Moving forward won’t be easy. When outsiders think of Korea, they think of a divided peninsula, with the 38th parallel separating the totalitarian North from the democratic South. But South Korea itself is split. This year’s closely fought presidential race showed that South Koreans disagree not only about the future but also about the past. As the daughter of the most influential leader in her country’s modern history, Park Geun-hye is at the heart of that debate.
To her supporters, Park Geun-hye is a symbol of stability. After seizing power in a 1961 military coup, her father, General Park Chung-hee, made economic growth a national priority, picking promising industries and using them to export the country out of poverty. He put development first, urging his countrymen to “fight while working.” That relentless work ethic helped the country become a global economic player.
When First Lady Yuk Young-soo was killed in a botched attack on Park Sr. in 1974, Park Geun-hye stepped in as the acting First Lady. Her service to her grieving father (himself assassinated five years later) won her a reputation for steadfastness, poise and competence. Yun Byung-se, a career diplomat who served as an adviser to Park Geun-hye’s campaign, describes those years as formative: “Her involvement in politics and policy issues started very early.”
But Park’s political pedigree also works against her. While Park Sr. is worshipped by many South Koreans, especially older folk, for transforming the country’s economy, he is despised by many others. Park Chung-hee once wrote that, “In human life, economics precedes politics or culture.” But fulfilling his economic ambitions caused him to tighten his grip on power, not loosen it. He jailed and tortured dissidents, dissolved the legislature and rewrote the constitution to buttress his own position. To veterans of South Korea’s democracy struggle, daughter Park is a symbol of the country’s authoritarian past. For years, Park refused to criticize her father. This fall she officially apologized for the excesses of his era, but without condemning him outright. “I know more than anyone the divergent views about my father,” Park told TIME in written responses to questions. “I want to be judged on my own merits.”
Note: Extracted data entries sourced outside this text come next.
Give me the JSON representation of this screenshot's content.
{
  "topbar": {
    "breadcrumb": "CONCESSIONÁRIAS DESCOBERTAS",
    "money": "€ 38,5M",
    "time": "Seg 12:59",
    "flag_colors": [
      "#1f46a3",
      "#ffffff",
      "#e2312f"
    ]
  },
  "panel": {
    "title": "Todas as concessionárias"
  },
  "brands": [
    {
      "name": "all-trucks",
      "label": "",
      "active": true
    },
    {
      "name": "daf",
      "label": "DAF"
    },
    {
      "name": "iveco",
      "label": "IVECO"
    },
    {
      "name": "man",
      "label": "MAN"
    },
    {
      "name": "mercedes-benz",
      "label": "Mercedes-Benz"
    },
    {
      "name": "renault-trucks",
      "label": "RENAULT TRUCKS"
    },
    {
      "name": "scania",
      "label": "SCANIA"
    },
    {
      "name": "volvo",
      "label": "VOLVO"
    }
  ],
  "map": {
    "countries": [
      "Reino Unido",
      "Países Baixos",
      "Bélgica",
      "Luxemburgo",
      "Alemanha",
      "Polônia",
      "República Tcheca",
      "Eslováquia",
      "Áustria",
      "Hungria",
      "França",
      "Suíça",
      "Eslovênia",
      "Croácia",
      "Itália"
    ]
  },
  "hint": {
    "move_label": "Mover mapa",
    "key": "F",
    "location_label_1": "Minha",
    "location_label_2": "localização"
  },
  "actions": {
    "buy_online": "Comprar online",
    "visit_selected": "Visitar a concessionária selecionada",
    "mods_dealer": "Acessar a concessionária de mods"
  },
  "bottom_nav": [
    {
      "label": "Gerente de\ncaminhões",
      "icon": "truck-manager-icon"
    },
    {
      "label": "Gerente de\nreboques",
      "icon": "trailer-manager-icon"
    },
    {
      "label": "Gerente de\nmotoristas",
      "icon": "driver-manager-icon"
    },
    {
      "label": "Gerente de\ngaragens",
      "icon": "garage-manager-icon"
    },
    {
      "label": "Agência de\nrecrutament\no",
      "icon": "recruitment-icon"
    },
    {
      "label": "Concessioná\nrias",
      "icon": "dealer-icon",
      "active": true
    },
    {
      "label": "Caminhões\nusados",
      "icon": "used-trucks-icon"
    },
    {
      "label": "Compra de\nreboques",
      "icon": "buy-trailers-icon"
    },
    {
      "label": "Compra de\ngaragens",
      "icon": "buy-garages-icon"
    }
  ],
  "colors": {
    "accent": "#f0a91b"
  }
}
Given that South Korea is still a very male dominated society, this is quite significant. It will be interesting to see how Park’s election will impact South Korean society as a whole.
I don’t let crimes work corruption of blood. I won’t let her father’s history cloud my judgment of her.
That said, because I don’t really care about South Korean politics at the moment, I’m not going to judge her.
@Jeremy: That’s very magnanimous of you–disinterested and non-judgemental, a good combination. But even if her father’s history clouded your judgement, what part of the history would be the cloudiest–ruthless political strongman (in the mold of virtually everyone else in East Asia at the time) or architect of Korean growth and prosperity?
Part of the problem of South Korea’s past authoritarian leadership is the mixed bag of effects–Park supressed his opposition and created the conditions for a manufacturing base that brought a traditionally impoverished country into the industrialized world, Chun Doo whan closed 120 some newspapers and even more news services to control the information that the population received and created the environment where, now, every hamlet in rural Korea (it’s not entirely a land of congested population centers, mostly, but not entirely) has a medical dispensary with a nurse on staff and visiting doctors several days each week. He also created the land reform measures that moved rural people largely out of poverty. If Kim Il sung, Fidel, and the others of the time had been as successful (concerned about their citizens?) as these “despots” were, the world would look a lot different today.
@Doug Mataconis:
Well…
It will be significant when they chose a candidate who isn’t the daughter, wife, widow of a former leader. Until then it’s a significant as, for example, Benazir Bhutto (daughter of Zulfikar Ali Bhutto) getting elected in Pakistan or Megawati Sukarnoputri (daughter of Sukarno) getting elected in Indonesia.